Thursday, January 7, 2021

Next Steps in Planning My Cemetery Visits

The first step in planning my cemetery visits to all my great, great-great, and 3rd great grandparents for my 2021 research goal was to inventory those burial locations which I had not been to. Out of the 56 individuals I have been to 25 of their gravesites already leaving me with 31 to find.

I placed all 31 of them into a spreadsheet recording their full name, relationship to me, date of birth, date of death, and notes about where I believe they lived at the time of their passing and where I suspect they are buried. 

The next step in planning is to pinpoint the burial locations. Some of them I am sure I have noted their burial location somewhere, in all likelihood it is mentioned on some document that I have just never really paid attention to. However, there are a few on my list that I don't even have their date of death. For some of them I have searched for years for those death dates for years.
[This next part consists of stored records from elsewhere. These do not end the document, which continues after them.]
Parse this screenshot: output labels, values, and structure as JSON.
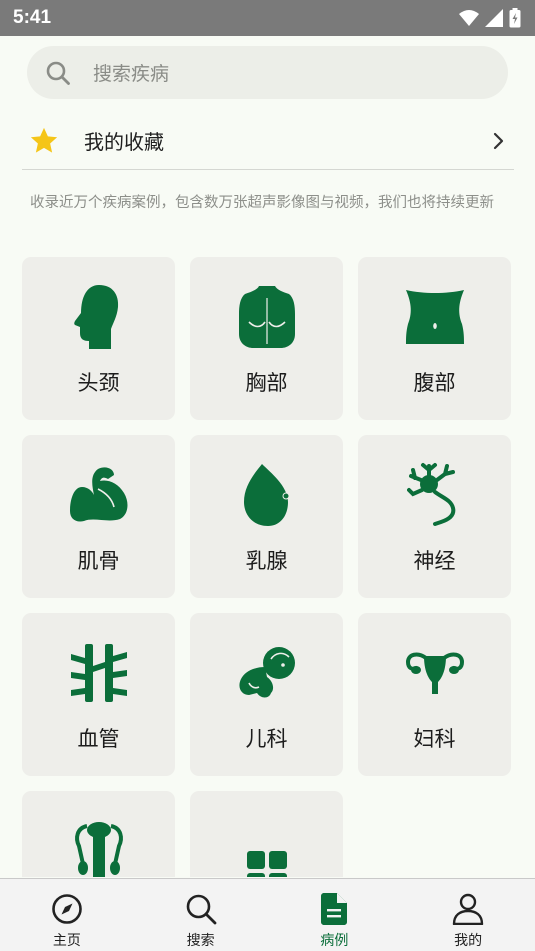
{
  "status_bar": {
    "time": "5:41"
  },
  "search": {
    "placeholder": "搜索疾病"
  },
  "favorites": {
    "label": "我的收藏"
  },
  "description": "收录近万个疾病案例，包含数万张超声影像图与视频，我们也将持续更新",
  "colors": {
    "brand_green": "#0b6e3a",
    "star_yellow": "#f5c518",
    "tile_bg": "#eeeeea"
  },
  "categories": [
    {
      "label": "头颈",
      "icon": "head-icon"
    },
    {
      "label": "胸部",
      "icon": "chest-icon"
    },
    {
      "label": "腹部",
      "icon": "abdomen-icon"
    },
    {
      "label": "肌骨",
      "icon": "muscle-icon"
    },
    {
      "label": "乳腺",
      "icon": "breast-icon"
    },
    {
      "label": "神经",
      "icon": "neuron-icon"
    },
    {
      "label": "血管",
      "icon": "vessel-icon"
    },
    {
      "label": "儿科",
      "icon": "baby-icon"
    },
    {
      "label": "妇科",
      "icon": "uterus-icon"
    },
    {
      "label": "",
      "icon": "male-reproductive-icon"
    },
    {
      "label": "",
      "icon": "grid-more-icon"
    }
  ],
  "bottom_nav": [
    {
      "label": "主页",
      "icon": "compass-icon",
      "active": false
    },
    {
      "label": "搜索",
      "icon": "search-icon",
      "active": false
    },
    {
      "label": "病例",
      "icon": "document-icon",
      "active": true
    },
    {
      "label": "我的",
      "icon": "person-icon",
      "active": false
    }
  ]
}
Maybe some focused attention will find the details though.

I suspect some of these are couples that are buried together which will help to speed along my visits but don't assume that. I know several sets of my ancestors are not buried together. Why is that, you may wonder. Well, some of them died very far apart in time. Widowed young, some remarried and are buried with their second families. My grandmother, for example, died in 1972. My grandfather passed in 2004. That's 32 years. Grandpa never remarried but he left New York State not long after grandma died. Grandma is buried at the local National Cemetery. Grandpa is - well a 1/5 of him, is on my shelf. Yeah, his ashes were divided among his children that were alive at the time of his death. Mom didn't want her share. She thought it was morbid. So, Gramps is on my shelf. 

I also suspect that several of these different family lines are actually buried in the same cemeteries. I'd prefer to make one trip to each cemetery if possible, rather than multiple visits into Queens or Brooklyn or Canada or wherever these folks are. Some of the different lines of my family lived in the same communities; um, that's how their kids met. And many were of the same faith. Lots of Catholics of Queens and Brooklyn are buried in Cavalry Cemetery which has - no exaggeration - about 3 million burials. So I can imagine some of my father's relatives being buried in the same cemetery as some of my mother's relatives. 

So now I am just going to work through my list and try to nail down their dates of death and then burial locations. I suspect there will be some calls required to cemeteries and emails sent to fellow family researchers.

I'll write about each visit after I make the trip. At that point I'll share the process I took to get there then. First up, I think, will be my great grandparents, James Aloysius Fay (11 February 1893 - 1 October 1964) and Mary Lily Prince-Fay (15 October 1893 - 17 July 1983).